Stream: Archive Mirror: Isabelle Users Mailing List

Topic: [isabelle] the hereditarily finite sets


view this post on Zulip Email Gateway (Aug 18 2022 at 19:21):

From: Lawrence Paulson <lp15@cam.ac.uk>
Is anybody aware of a formalisation of the hereditarily finite sets in Isabelle/HOL?

This would be a type hf along with constructors
empty :: hf
insert :: hf => hf => hf
with a membership relation defined by
member x (insert y z) == x=y | member x z
and also satisfying extensionality:
x=y <-> (ALL z. member z x = member z y)

(In Isabelle/ZF, the hereditarily finite sets are precisely the elements of Vset(nat).)

Larry

view this post on Zulip Email Gateway (Aug 18 2022 at 19:21):

From: Andreas Lochbihler <andreas.lochbihler@kit.edu>
Hi Larry,

The FinFun formalisation in the AFP contains until Isabelle2011-1 defines such a type in theory FinFunSet. Adapting it to the pred/set-distinction, I recently (ID b7aa87989f3a) changed it from sets to predicates, so it is called FinFunPred in the development branch of the AFP.
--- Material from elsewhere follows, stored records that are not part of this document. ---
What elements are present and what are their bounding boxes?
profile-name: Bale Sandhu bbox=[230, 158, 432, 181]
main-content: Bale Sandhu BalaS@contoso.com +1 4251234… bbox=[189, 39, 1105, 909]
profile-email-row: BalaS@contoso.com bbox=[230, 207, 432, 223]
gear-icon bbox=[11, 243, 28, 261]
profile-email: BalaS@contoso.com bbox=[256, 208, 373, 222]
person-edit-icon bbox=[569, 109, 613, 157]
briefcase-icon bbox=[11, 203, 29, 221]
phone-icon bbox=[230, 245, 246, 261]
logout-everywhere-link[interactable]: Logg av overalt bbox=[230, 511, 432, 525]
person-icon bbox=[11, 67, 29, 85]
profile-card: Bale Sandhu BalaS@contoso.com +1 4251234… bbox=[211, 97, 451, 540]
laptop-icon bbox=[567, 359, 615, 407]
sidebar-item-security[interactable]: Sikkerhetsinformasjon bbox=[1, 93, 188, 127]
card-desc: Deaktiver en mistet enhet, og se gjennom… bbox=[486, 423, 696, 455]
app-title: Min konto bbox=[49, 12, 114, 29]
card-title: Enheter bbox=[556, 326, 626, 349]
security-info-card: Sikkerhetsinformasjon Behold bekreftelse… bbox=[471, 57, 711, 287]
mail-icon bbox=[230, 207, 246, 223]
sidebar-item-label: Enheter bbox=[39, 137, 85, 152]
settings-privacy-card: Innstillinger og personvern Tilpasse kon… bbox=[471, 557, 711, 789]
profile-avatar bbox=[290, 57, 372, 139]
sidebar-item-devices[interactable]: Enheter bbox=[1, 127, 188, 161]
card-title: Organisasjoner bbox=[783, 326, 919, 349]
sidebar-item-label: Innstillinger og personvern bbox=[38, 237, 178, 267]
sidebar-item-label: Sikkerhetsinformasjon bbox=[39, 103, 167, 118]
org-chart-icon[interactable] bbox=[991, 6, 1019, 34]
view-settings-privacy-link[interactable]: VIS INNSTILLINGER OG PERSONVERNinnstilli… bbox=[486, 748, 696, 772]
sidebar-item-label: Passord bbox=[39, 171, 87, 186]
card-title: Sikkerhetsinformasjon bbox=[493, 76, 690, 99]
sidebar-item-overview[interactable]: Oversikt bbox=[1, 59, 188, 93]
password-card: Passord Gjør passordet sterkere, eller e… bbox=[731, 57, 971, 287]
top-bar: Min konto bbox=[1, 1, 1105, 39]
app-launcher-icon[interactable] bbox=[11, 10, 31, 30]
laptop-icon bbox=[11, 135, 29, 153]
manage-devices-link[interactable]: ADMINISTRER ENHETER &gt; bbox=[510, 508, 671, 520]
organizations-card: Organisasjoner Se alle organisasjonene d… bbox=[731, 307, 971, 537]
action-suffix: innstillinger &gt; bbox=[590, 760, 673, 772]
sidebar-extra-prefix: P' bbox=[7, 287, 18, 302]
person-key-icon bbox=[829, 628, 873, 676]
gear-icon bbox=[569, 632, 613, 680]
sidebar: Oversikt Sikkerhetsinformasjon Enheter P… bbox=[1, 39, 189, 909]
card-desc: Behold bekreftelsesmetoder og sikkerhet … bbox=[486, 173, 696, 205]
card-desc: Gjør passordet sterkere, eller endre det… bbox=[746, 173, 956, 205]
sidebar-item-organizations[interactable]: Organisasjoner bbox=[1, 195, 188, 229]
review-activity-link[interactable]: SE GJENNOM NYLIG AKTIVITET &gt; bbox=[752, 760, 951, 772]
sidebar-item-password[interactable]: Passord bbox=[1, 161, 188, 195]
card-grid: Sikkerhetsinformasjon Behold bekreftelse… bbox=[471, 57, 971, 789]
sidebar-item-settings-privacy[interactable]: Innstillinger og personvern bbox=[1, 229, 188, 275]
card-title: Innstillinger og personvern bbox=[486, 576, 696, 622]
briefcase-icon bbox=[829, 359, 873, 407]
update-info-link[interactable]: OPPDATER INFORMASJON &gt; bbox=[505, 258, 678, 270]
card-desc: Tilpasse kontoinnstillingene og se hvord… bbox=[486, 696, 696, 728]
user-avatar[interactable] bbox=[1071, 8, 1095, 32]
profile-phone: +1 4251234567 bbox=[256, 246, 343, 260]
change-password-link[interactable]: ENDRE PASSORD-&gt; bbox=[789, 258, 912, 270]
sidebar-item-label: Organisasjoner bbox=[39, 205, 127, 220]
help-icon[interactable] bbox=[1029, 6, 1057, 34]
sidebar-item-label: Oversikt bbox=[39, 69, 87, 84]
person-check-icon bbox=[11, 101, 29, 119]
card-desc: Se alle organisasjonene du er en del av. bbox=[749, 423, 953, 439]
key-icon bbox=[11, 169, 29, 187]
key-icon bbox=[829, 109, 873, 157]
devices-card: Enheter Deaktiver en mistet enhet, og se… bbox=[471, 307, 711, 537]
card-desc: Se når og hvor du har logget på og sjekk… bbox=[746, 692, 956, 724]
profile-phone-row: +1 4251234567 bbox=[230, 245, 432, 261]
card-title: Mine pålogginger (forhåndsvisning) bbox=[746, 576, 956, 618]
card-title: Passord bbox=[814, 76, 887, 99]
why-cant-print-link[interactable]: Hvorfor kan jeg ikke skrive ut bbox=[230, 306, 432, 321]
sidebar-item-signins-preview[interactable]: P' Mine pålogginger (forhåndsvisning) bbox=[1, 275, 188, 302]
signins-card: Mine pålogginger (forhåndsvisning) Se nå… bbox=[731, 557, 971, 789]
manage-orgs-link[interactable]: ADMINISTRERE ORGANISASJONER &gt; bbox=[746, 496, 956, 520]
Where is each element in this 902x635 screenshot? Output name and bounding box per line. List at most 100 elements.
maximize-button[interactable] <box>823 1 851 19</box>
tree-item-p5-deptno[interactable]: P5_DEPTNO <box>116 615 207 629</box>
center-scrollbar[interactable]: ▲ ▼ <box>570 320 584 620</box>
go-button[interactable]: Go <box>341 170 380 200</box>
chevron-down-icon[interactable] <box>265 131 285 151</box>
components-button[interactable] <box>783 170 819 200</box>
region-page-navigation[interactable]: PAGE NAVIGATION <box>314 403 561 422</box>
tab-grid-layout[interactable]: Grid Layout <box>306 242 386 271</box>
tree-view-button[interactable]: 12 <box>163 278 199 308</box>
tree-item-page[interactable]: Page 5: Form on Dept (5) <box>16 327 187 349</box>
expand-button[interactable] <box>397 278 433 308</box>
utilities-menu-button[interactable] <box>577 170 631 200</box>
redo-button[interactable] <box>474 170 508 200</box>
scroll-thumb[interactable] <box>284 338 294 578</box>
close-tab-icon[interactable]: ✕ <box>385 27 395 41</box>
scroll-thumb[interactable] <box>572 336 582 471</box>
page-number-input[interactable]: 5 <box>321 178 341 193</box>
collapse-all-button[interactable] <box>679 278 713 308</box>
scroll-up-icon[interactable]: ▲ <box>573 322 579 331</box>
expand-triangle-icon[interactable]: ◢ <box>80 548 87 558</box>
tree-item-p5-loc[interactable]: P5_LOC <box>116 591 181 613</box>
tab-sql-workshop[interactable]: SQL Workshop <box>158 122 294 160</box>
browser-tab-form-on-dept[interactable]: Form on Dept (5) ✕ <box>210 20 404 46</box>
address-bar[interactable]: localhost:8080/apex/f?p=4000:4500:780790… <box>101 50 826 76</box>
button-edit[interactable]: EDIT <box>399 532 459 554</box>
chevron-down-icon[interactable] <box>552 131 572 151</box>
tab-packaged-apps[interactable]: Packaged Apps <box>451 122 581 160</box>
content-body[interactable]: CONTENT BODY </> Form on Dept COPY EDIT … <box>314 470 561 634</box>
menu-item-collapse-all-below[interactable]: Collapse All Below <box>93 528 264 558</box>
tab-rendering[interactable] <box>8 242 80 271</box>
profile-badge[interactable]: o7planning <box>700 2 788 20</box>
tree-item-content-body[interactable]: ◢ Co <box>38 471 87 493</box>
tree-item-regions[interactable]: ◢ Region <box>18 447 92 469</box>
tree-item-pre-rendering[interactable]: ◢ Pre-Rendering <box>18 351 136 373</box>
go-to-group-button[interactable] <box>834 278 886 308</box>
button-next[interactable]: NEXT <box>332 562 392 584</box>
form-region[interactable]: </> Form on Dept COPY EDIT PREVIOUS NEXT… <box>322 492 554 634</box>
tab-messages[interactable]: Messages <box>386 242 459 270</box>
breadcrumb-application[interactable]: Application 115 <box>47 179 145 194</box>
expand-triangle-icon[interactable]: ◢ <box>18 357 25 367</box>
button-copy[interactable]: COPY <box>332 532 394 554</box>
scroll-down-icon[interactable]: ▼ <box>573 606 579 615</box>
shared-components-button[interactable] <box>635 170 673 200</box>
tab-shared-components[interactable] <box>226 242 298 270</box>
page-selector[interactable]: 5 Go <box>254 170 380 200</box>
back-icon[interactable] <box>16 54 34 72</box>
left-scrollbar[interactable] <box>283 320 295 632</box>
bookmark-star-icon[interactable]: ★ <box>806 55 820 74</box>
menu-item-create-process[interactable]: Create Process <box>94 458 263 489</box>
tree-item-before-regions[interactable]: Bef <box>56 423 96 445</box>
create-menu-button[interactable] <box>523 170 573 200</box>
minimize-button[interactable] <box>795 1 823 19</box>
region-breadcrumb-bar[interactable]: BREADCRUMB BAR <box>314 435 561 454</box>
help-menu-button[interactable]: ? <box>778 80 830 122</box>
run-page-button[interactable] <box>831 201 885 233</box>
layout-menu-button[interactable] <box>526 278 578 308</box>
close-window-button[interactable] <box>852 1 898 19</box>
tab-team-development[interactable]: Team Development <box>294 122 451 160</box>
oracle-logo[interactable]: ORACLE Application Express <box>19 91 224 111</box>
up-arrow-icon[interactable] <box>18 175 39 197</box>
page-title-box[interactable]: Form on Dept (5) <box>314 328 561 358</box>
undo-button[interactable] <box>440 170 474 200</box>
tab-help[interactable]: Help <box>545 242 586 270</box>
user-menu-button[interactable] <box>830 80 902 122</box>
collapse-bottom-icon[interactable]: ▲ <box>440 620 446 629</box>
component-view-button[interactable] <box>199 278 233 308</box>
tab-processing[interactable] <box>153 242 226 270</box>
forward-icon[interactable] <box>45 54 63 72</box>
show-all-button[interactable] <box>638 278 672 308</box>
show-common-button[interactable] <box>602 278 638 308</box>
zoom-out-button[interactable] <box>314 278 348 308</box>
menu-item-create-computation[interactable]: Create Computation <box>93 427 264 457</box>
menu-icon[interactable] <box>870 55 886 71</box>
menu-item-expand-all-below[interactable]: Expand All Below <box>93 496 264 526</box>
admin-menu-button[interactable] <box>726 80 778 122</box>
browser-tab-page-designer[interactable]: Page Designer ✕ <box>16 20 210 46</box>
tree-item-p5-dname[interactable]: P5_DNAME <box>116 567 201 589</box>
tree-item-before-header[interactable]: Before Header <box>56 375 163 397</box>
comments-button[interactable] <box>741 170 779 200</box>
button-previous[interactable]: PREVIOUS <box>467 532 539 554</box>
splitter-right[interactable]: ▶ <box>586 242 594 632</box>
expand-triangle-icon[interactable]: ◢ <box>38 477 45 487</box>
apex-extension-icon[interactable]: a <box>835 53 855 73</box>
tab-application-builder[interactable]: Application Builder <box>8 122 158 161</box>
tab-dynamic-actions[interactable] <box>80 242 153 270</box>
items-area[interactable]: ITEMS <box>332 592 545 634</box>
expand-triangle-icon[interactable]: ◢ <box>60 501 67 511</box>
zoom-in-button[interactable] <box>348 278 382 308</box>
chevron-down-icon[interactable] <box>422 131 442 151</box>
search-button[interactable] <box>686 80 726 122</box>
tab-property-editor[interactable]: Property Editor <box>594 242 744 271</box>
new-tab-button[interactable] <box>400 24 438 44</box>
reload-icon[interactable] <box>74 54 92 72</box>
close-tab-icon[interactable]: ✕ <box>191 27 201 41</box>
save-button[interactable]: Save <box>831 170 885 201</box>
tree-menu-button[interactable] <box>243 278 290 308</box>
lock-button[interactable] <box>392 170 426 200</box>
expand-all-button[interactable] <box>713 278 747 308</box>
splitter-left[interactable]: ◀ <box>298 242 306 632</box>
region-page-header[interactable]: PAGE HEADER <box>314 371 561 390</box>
Actually, it specialises the more general type 'a =>f 'b with constructors
finfun_const :: 'b => ('a =>f 'b)
finfun_update :: ('a =>f 'b) => 'a => 'b => ('a =>f 'b)
and an application operator finfun_apply :: ('a =>f 'b) => 'a => 'b
finfun_apply (finfun_update f x y) z = (if z = x then y else finfun_apply f z
f = g <--> (ALL x. finfun_apply f x = finfun_apply g x)
holds. FinFunSet (or FinFunPred) specialise 'b to bool and thus yield hereditarily finite sets or predicates.

Andreas

view this post on Zulip Email Gateway (Aug 18 2022 at 19:21):

From: Lawrence Paulson <lp15@cam.ac.uk>
Thanks, but I believe that you are describing finite sets rather than hereditarily finite sets. I should have mentioned, the membership function should have the following type:

member :: hf => hf => bool

That is, we have one single type rather than separate types of sets and elements.

It sounds like this hasn't been formalised before...?

Larry

view this post on Zulip Email Gateway (Aug 18 2022 at 19:21):

From: Andreas Lochbihler <andreas.lochbihler@kit.edu>
Hi Larry,

You are right, FinFun sets are ordinary finite sets or predicates.

Andreas

view this post on Zulip Email Gateway (Aug 18 2022 at 19:21):

From: Brian Huffman <huffman@in.tum.de>
I don't know of a pre-existing formalization, but I couldn't resist
looking for a way to formalize this myself. I found an approach that
looks promising:

Start with a "raw" tree datatype using lists instead of finite sets:

datatype hf0 = Node "hf0 list"
(or equivalently, datatype hf0 = Empty | Insert hf0 hf0)

Define a linear order on type hf0 using a lexicographic order on the
lists. Then define a predicate "normal :: hf0 => bool" asserting that
all lists in the whole tree are in strict sorted order. Finally,
define type hf as a subtype:

typedef hf = "{a. normal a}"

I got as far as defining insert and member on type hf, but I didn't
prove extensionality. For this, I guess you would need a lemma stating
that "set xs = set ys ==> xs = ys" for strictly sorted lists xs and
ys. There might be some relevant stuff in List.thy already, but I'm
not sure.

view this post on Zulip Email Gateway (Aug 18 2022 at 19:22):

From: Andrei Popescu <uuomul@yahoo.com>
Dear Larry, 
We (Dmitriy Traytel, Jasmin Blanchette and myself) are prototyping a new (co)datatype package for Isabelle/HOL allowing for nonfree type constructors.  With this package, hereditarily finite sets can simply be defined as 
datatype hfset = Fold hfset fset
where 'a fset is the type of finite sets, as defined, e.g., in HOL/Quotient_Examples/FSet.  
The package proves the expected distinctness, cases, induction and recursion theorems. However, it is currently in a rather raw form.   I have used the package to define the type "hfset".  To avoid any dependency on our files, I have extracted the relevant types, constants and theorems in the attached theory HFSET.thy that only depends on HOL/Quotient_Examples/FSet.  If you are interested, we can also send you the proved version including its prerequisites.    
The package can also be used to define things like finite possibly non-well-founded sets, as 
codatatype hfset = Fold hfset fset
or heredinarily k-sets, where k is a fixed cardinal.  
All the best,    Andrei 
PS: The attached paper describes the new package.